I think it comes down to stress. Stress about managing expectations, stress about everyone being happy, stress about everyone being well and stress about things going wrong. I don’t like getting woken up after 5 hours sleep, and I don’t like having to go to bed much later on Christmas Eve than I normally would to make sure the kids are all asleep.
Personally I much prefer Boxing Day. It’s like Christmas day but without the burden of expectation. We see whichever set of the kids grandparents we didn’t see on Christmas day on Boxing day and it’s so much more relaxing because it’s a come down day from the unrealistic expectations of the big day.
This year, like every other year, the kids managed to have a good time, without any tears or upset, so it’s probably (definitely) me. It’s probably down to a couple of disappointing and memorable Christmas’ I had when I was little. There was one year where all I wanted was a selection of Doctor Who books- a mixture of novels and reference guides (Peter Hanning was the go to person for reference guides back then)- but I only got two of them, and a load of other stuff that sat unopened. Novelty cassette holders, pointless stationery, irrelevant toys, all stuff bought with the best of intentions but stuff I didn’t want and hadn’t asked for. I was a good boy though, and I hid my crushing disappointment and made my parents happy.

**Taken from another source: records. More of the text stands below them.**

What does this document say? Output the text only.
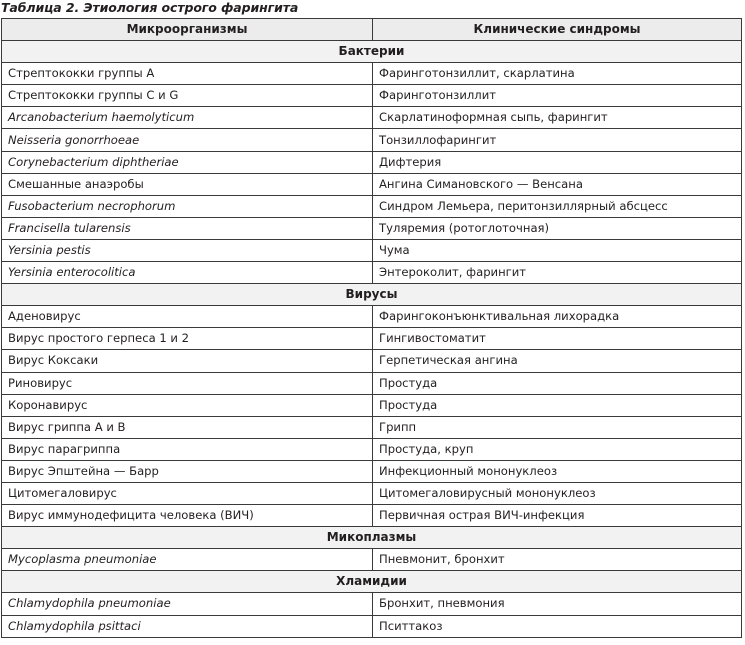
Таблица 2. Этиология острого фарингита
Микроорганизмы	Клинические синдромы
Бактерии	
Стрептококки группы А	Фаринготонзиллит, скарлатина
Стрептококки группы С и G	Фаринготонзиллит
Arcanobacterium haemolyticum	Скарлатиноформная сыпь, фарингит
Neisseria gonorrhoeae	Тонзиллофарингит
Corynebacterium diphtheriae	Дифтерия
Смешанные анаэробы	Ангина Симановского — Венсана
Fusobacterium necrophorum	Синдром Лемьера, перитонзиллярный абсцесс
Francisella tularensis	Туляремия (ротоглоточная)
Yersinia pestis	Чума
Yersinia enterocolitica	Энтероколит, фарингит
Вирусы	
Аденовирус	Фарингоконъюнктивальная лихорадка
Вирус простого герпеса 1 и 2	Гингивостоматит
Вирус Коксаки	Герпетическая ангина
Риновирус	Простуда
Коронавирус	Простуда
Вирус гриппа А и В	Грипп
Вирус парагриппа	Простуда, круп
Вирус Эпштейна — Барр	Инфекционный мононуклеоз
Цитомегаловирус	Цитомегаловирусный мононуклеоз
Вирус иммунодефицита человека (ВИЧ)	Первичная острая ВИЧ-инфекция
Микоплазмы	
Mycoplasma pneumoniae	Пневмонит, бронхит
Хламидии	
Chlamydophila pneumoniae	Бронхит, пневмония
Chlamydophila psittaci	Пситтакоз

Don’t think I’ve ever got over that, and looking back it seems really churlish and spoilt doesn’t it? I know my parents meant well but being utterly Doctor Who obsessed, I knew what I wanted and their worry that I would be bored with nothing but books was unfounded. I know have the same worries, worries that I won’t understand what my kids want and I’ll disappoint them. We don’t spend very much on them at Christmas, certainly not in comparison to a lot of people I know, so I feel the pressure to make every penny count.